The whole world feels like an infinitely long menu now. Not only can it take ages who to choose, but you also can never tell whether a person, much like a dish, will be available or not. It’s an excruciatingly painful calculation to do; going through your list of contacts, and calculating who is the most likely to agree to meet, or even talk. A football player probably has 100 times lesser options of what to do with possession of the ball.

And so we scroll, calculate and take chances, then wait for the results. Every rejection feels like a tiny hammer to our already brittle egos.

Like most of my demographic, I have hundreds of friends, followers, and connections. But if I have to do this calculation all the time, is more really better? If you need a close friend to pour your heart to, and lessen the burden of our pointlessly serious disposition, can any of these connections really help? Probably not.

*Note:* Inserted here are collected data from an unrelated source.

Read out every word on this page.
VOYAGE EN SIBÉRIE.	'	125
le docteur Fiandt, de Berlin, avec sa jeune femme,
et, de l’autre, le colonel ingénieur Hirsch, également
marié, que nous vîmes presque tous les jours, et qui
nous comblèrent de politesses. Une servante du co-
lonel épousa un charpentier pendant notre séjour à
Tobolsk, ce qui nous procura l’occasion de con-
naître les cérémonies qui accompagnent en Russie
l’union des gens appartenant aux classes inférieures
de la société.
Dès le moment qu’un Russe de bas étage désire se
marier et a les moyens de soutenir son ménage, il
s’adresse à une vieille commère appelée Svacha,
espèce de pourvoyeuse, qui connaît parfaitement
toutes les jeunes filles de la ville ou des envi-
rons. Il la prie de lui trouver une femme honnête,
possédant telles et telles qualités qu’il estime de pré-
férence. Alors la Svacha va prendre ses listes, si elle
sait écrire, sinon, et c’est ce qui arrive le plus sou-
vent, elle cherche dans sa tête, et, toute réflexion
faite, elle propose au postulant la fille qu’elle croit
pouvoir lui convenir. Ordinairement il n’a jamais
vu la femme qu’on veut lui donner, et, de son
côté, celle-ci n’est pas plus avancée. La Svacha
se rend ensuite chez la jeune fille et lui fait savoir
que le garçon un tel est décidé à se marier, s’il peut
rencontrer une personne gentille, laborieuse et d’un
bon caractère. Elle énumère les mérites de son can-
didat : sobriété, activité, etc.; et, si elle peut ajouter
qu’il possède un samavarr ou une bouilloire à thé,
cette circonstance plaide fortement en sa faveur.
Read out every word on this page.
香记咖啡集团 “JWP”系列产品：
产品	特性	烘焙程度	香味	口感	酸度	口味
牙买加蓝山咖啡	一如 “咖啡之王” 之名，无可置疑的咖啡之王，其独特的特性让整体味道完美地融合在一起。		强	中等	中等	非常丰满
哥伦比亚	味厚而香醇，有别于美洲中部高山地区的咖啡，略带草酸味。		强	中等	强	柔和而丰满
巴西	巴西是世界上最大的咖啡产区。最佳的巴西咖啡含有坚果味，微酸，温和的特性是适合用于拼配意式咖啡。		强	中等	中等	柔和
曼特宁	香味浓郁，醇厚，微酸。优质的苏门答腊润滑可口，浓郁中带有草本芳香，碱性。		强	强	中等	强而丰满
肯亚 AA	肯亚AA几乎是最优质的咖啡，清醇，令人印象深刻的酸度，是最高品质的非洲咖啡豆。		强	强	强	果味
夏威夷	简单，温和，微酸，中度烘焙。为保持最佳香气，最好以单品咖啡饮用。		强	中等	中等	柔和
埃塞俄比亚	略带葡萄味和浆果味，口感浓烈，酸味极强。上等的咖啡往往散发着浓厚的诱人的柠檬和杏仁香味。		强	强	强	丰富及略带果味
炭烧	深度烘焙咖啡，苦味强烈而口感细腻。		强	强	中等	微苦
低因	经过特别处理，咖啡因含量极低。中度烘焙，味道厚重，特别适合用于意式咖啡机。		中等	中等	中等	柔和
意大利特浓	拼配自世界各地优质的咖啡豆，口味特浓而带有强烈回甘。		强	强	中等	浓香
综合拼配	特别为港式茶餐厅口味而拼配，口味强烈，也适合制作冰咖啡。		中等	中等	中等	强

To be close to someone is an intangible. It can’t exactly be measured, we just know it. We know it when we are able to be ourselves without being petrified of judgement. We know it when we can look someone in the eye and say we’re afraid. We know it when we perfectly understand each other’s need to vent.

Closeness is intangible, and it’s rare.

But a different notion has been imbibed in us: more is better.
More friends.
More partners.
More likes/comments.
More followers.
More countries visited. (the why-visit-only-one-country-when-you-can-cover-10 mindset)

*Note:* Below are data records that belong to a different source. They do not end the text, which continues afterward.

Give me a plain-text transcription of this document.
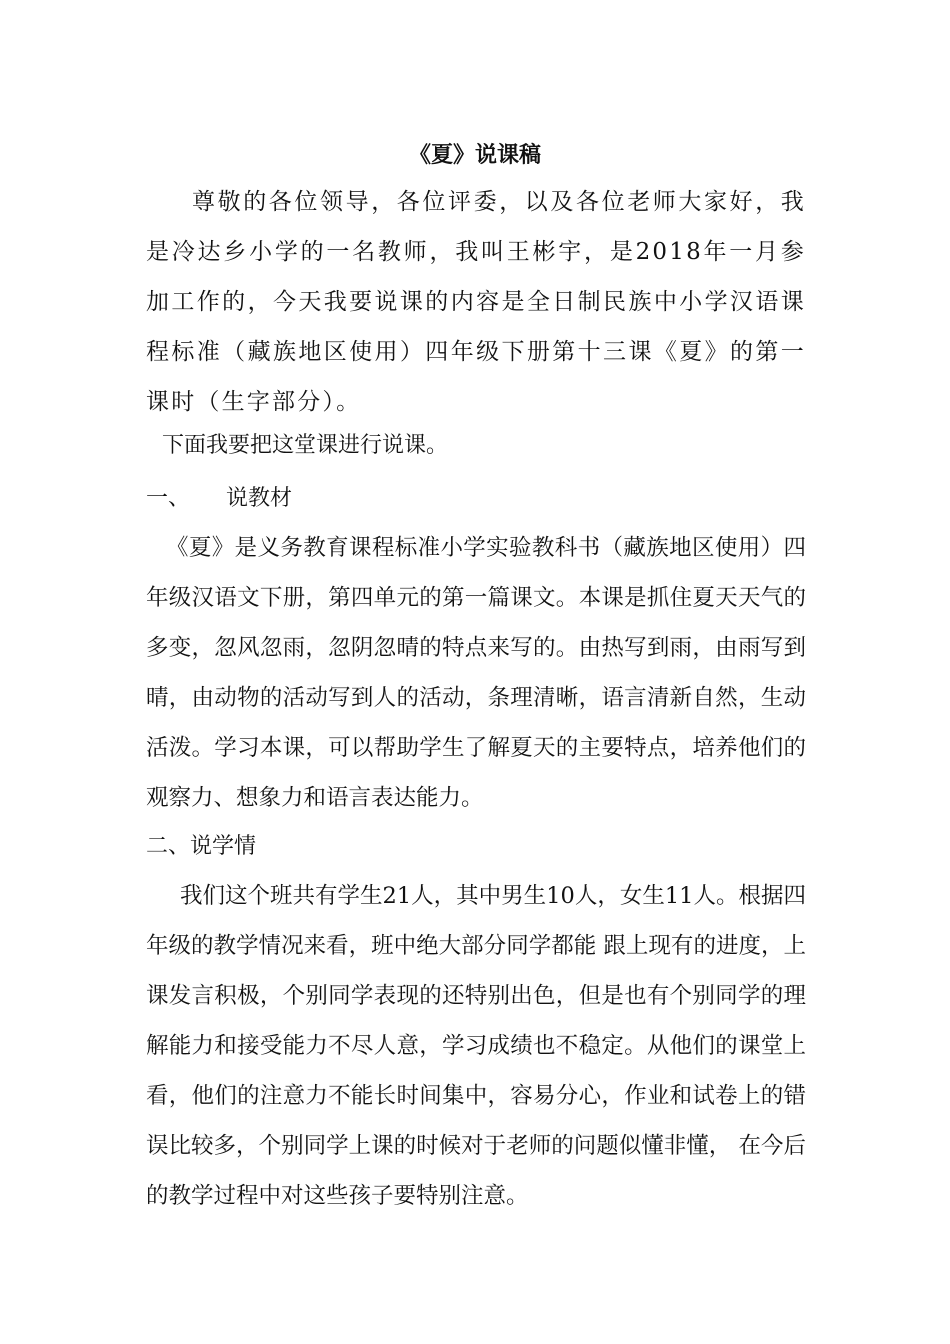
《夏》说课稿

尊敬的各位领导，各位评委，以及各位老师大家好，我是冷达乡小学的一名教师，我叫王彬宇，是2018年一月参加工作的，今天我要说课的内容是全日制民族中小学汉语课程标准（藏族地区使用）四年级下册第十三课《夏》的第一课时（生字部分）。

下面我要把这堂课进行说课。

一、 说教材

《夏》是义务教育课程标准小学实验教科书（藏族地区使用）四年级汉语文下册，第四单元的第一篇课文。本课是抓住夏天天气的多变，忽风忽雨，忽阴忽晴的特点来写的。由热写到雨，由雨写到晴，由动物的活动写到人的活动，条理清晰，语言清新自然，生动活泼。学习本课，可以帮助学生了解夏天的主要特点，培养他们的观察力、想象力和语言表达能力。

二、说学情

我们这个班共有学生21人，其中男生10人，女生11人。根据四年级的教学情况来看，班中绝大部分同学都能 跟上现有的进度，上课发言积极，个别同学表现的还特别出色，但是也有个别同学的理解能力和接受能力不尽人意，学习成绩也不稳定。从他们的课堂上看，他们的注意力不能长时间集中，容易分心，作业和试卷上的错误比较多，个别同学上课的时候对于老师的问题似懂非懂， 在今后的教学过程中对这些孩子要特别注意。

In all these aspects, since numbers are readily available, that is how they get measured. And anything that can be counted becomes a metric for comparison with others. The intangibles are seldom talked about.

This more is better notion is particularly damaging when it comes to friends/connections. Instead of caring about how close we are to one person, we care about how many people ‘like’ us, even if for a moment, even if for appearances sake. It doesn’t seem to matter why they like our picture/post, as long as the like number goes up.

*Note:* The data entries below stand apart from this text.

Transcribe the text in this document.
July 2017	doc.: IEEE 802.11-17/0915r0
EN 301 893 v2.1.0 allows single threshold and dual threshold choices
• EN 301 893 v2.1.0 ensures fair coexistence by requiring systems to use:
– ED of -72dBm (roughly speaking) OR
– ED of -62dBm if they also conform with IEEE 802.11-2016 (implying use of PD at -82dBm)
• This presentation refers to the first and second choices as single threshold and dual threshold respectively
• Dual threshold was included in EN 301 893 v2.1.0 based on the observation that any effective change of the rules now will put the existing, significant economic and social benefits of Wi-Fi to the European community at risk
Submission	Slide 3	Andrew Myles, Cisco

This is what being lonely is: knowing full well how many people are out there who we can speak to, and yet also knowing the uncertainty of their availability and their willingness to connect.

It’s a cold, hollow feeling, and I have felt it stronger than ever as the years have gone by. Nobody stops their life for us, they are always in motion. As our friends go through marriages and careers, new people enter their lives, and we fall down in their priority lists. As long as we’re studying, we all go through these life stages at roughly the same pace, so it’s okay. The moment we start our jobs, everyone moves at a different pace. So while I’m okay not being married right now, what it means is since many of my friends did get married, I lost some closeness, without gaining any. For a lonely man, any non-conformity, even if unintended, can be quite painful.

Sometimes I go to cafes and sit by myself for hours, just to be close to some social activity; like a passive smoker longing for smoke. Like a traveler looking for free WiFi.

What can we do about it?

Like almost everything in life, the problem lies in expectations. Whether it’s a good thing or a bad thing, we have a nasty habit of expecting it to last forever. Instead, we can try being grateful, and not take company for granted, especially the ones we think will last forever.

Take calls on birthdays for example. A close friend of mine used to always call. In fact he used to call just like that without reason, and I always liked it. These calls stopped the day he got married. It felt like a giant bummer to me, because I didn’t think it was possible to grow apart for us, but only closer. And that’s where I was wrong.

One other mistake I’ve made when I was younger, was to be selective in the company I chose. This led people to believe I actually like being alone, which could not be farther from the truth, at least nowadays. Which brings me to my second bit of advice: take chances to meet people when you get them. It doesn’t matter much if you don’t know them that well, or it’s been a long time. Whether personal or professional, work never ends: it’s you who has to press the pause button every now and then.

Oh, and call your friends. Seriously. Older the better. There is more to friendship than just sharing memes. Ask them how they’re doing. Maybe, just maybe, they are in the same place you are. Maybe, you’re not alone.